So, I may have mentioned once, or twice, or many, many times that I have issues with being on time. I have to be on time, or someone, somewhere in the world may die. I arrive everywhere fifteen minutes early to save lives people. So you can imagine my discomfort when at 1:17 pm my babysitter was MIA and I had to be at Aaron’s school to help with an art project by 1:30pm. Oh, yeah, I was kinda losing it just a tad, and when I called and confirmed that the babysitter had indeed forgotten, and I was on my own, I switched into haul ass mode, and was all, “Damn it, damn it, damn it.”
I threw a jacket on Elyse and ran out the door, hoping and praying that she had socks and shoes in the van. Her shirt was covered in yogurt splatters from lunch and her hair was absolutely everywhere. It must have looked like I rescued her from a life on the streets on my way to volunteer at the school.
Now I get her into the car seat and praise be to God there was quite a selection of socks and shoes scattered around on the floor. So I’m putting on her shoes and socks when she says something. It was muffled, but I knew exactly what she said. Had I not been completely scattered, I might have thought twice before I said what came next, but I was insane with the threat of being late and so I blurted out, “What did you say?” And of course, with out missing a beat she said, “DAMN IT!” I closed the door and headed to school.
The entire way…the ENTIRE way to school she sang a lovely chorus of, “Damn it. Damn it. Damn it. Damn it.” And I totally would have stopped to pick up my Mother of the Year trophy, but I was running late you see.
So we get to school and luckily I was able to distract her with the notion that she was going to get to see Brother and she forgot all about the Damn It song; at least, I’m sure, until she gets to Sunday school this weekend. Then it will be all, “Hey, guess what I learned…”
If you remember some of my previous dealings with Elyse at Aaron’s school, then you know why I was not exactly thrilled to have her with me. I thought for sure that things would get ugly, but somehow Elyse managed to pull herself together and actually behave. Although when she was running around Aaron’s desk giving him kisses on the fly and inciting giggles and laughs from all of the other kids in the class, Aaron’s teacher looked at me and said, “Oh, she’s rotten, isn’t she.” Uh huh.
Now the project at hand was a cute little foam turkey. The kids had traced their hands on a piece of brown foam and then each kid had a little baggie that had all of the other pieces for the turkey inside. It seemed pretty straight forward. Cut out hand…glue on pieces…VIOLA…handprint turkey. Except that the mom in charge of us volunteers decided that we were not making turkeys, but rather constructing very intricate, super elaborate, amazingly involved scale models of foul in turkey form.
Once we had gotten started, I opened bags of turkey bits for the kids and then was like, “Ok guys, go to it.” I mean, you know, it’s a freakin turkey.
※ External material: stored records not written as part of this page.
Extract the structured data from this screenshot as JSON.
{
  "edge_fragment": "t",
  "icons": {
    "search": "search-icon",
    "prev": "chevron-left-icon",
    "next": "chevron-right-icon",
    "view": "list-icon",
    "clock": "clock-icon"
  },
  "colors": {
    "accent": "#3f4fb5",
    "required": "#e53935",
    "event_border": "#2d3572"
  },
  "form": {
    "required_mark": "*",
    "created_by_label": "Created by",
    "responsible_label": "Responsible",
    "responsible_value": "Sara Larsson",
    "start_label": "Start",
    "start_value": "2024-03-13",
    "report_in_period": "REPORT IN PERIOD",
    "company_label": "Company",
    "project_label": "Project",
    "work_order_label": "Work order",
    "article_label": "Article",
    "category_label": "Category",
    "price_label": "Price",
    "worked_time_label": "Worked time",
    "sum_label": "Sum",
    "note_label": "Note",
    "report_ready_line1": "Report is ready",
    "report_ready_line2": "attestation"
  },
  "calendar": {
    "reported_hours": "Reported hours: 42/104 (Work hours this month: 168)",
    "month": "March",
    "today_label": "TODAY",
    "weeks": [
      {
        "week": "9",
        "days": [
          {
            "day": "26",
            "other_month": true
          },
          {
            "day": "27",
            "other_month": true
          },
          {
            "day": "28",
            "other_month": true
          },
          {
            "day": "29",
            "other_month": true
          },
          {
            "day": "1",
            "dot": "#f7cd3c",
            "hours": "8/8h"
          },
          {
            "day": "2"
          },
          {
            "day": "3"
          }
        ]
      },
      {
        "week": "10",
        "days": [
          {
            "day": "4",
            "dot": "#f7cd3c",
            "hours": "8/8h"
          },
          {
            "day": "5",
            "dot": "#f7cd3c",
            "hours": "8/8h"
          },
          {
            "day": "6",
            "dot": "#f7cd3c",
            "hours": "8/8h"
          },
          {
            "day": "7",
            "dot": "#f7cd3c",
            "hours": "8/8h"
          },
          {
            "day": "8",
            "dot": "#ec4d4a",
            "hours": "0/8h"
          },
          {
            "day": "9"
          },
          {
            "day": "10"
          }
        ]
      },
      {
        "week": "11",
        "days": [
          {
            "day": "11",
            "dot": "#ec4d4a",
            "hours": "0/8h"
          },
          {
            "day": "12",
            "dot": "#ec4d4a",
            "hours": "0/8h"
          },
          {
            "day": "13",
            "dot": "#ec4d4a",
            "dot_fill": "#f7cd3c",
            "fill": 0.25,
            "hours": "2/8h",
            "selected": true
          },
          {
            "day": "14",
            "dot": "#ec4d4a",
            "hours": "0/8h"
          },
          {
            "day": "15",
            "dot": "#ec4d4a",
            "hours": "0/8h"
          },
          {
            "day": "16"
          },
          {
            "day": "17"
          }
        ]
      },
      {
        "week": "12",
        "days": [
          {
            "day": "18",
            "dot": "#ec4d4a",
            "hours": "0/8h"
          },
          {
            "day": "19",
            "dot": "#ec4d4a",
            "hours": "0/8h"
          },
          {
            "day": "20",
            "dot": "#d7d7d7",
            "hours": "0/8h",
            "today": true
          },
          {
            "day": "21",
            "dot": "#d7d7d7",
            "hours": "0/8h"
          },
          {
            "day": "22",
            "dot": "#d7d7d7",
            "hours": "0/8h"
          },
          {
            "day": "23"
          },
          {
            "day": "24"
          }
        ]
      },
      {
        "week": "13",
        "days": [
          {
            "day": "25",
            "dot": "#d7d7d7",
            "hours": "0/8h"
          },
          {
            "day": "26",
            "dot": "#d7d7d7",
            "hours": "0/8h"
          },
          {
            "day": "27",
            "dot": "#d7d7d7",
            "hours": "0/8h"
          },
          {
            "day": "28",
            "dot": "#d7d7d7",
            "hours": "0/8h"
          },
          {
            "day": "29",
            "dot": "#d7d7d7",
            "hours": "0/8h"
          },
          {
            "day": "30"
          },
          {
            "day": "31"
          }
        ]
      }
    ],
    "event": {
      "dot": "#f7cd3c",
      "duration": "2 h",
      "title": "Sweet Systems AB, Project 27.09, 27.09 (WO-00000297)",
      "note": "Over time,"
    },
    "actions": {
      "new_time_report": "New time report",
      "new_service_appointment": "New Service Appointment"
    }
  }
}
But then Nazi Mom…after most of my kids were elbow deep in glue and foam pieces…announced, “Ok, now the first thing that you have to do is glue on the hat.” I was embarrassed at first that I had let the kids just dive in when apparently there was a process, but then I was all, “Talk to the handprint turkey lady. We got this covered.”
So my table was having a blast gluing all of the turkey bits and Elyse was happily sitting at the table across from her big brother coloring her own handprint turkey, when I saw it. There was a little girl at the end of the table, and in between turkey construction she would pick up her bottle of glue and sniff it. SHE WAS SNIFFING GLUE!!!!! Holy crap that girl is sniffing glue! As the volunteer was I supposed to put a stop to that and totally harsh her buzz? I decided that it fell under the domain of teacher responsibilities and I left well enough alone, but I had a hard time wiping the stupid grin off of my face. I mean come on! She was sniffing glue for cryin out loud.
Everyone was just about done when the mother who was overseeing all of the art projects for the entire school walked into the classroom to see how we were doing. Nazi Mom was all, “Well, there were steps to the turkey, but they’re not patient enough, and blah, blah process, and yada, yada method,” and I’m all, “That girl was sniffing glue!”
So the turkeys were done, Nazi Mom tried to make peace with her disastrous failed attempt at total militant turkey assembly, and I got to take Aaron home early since I was there and all. We went home, put Elyse down for her nap, threw some pre-made cookie dough into the oven, and spent the afternoon watching A Christmas Story. Not a bad end to what had the potential to be a total disaster.
PS. The turkey at the top of this post was the exact turkey that we made in the class. Looks complicated, huh.